Герберт немигающим взглядом окидывает ее лицо, сияющее то ли болезненным помешательством, то ли неведомым ему знанием. Удивительно, как его угораздило связаться с человеком с предположительно шизофреническим расстройством. Одно дело старина Петша, который не представляет угрозы, – разве что соперникам по шахматным партиям. Другое дело – девица, вызывающая в нем драгоценные и долгожданные крупицы эмоций.
– Что тебе знать об этом? – отмахивается Герберт, не понимая, из-за чего дрожит его голос. Дрожит голос? У него-то? Он выступал на судебных заседаниях, будто акула, бороздящая собственную гавань, препирался с прокурорами вдвое, а нередко и втрое старше него. И тут, перед умалишенной девчонкой, у него спирает дыхание.

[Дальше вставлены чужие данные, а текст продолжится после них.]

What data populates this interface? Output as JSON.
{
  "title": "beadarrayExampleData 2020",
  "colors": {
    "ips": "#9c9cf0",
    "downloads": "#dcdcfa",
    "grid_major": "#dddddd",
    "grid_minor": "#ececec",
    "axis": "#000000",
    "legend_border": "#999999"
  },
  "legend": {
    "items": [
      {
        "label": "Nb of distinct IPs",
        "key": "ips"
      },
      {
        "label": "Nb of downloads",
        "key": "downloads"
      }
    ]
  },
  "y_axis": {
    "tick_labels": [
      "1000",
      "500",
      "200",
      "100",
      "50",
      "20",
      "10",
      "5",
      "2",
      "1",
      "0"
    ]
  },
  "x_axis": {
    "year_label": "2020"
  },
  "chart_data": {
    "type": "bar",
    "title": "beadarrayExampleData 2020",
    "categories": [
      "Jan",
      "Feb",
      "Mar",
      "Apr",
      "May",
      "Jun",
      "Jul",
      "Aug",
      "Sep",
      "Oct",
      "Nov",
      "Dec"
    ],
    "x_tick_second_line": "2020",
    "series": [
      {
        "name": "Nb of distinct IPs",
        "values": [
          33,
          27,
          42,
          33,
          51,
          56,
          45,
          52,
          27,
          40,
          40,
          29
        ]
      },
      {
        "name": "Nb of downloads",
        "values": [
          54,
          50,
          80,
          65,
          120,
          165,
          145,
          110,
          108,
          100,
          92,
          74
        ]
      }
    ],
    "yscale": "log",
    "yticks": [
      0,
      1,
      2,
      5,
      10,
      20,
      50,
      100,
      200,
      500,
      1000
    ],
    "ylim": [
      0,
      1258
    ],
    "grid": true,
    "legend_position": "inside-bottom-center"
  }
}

Морена улыбается, наблюдая, как он вскакивает со скамьи.
– И на что я рассчитывал, – сквозь зубы цедит Герберт, направляясь к виднеющемуся вдалеке главному крылу.
Она ничего не знает, пусть и утверждает обратное. Он сам мало что знает о мироустройстве и людях, тем более – о себе. Головная боль и клокочущее чувство, разрывающее грудь, вынуждают его замедлить шаг и вскоре остановиться. Сердце колотится с такой силой, что вот-вот затрещат ребра. Как она может говорить о том, чего не знает?
А что или кто ее останавливает? Кем или чем установлены порядки, о чем говорить, чтобы тебя сочли за гения, а не за потерявшего рассудок? Может ли быть, что он завидует свободной от предрассудков Морене, потому что она может позволить себе говорить все, что взбредет ей в голову, не боясь косых взглядов и мнений, а он привык выверять слова и действия, чтобы производить на людей благоприятное впечатление? К чему его привело благоприятное впечатление? К больничной койке и зловонному саду вдали от мирского течения жизни, к унижению, когда медсестра проверяет, не была ли засунута за десну цветная пилюля.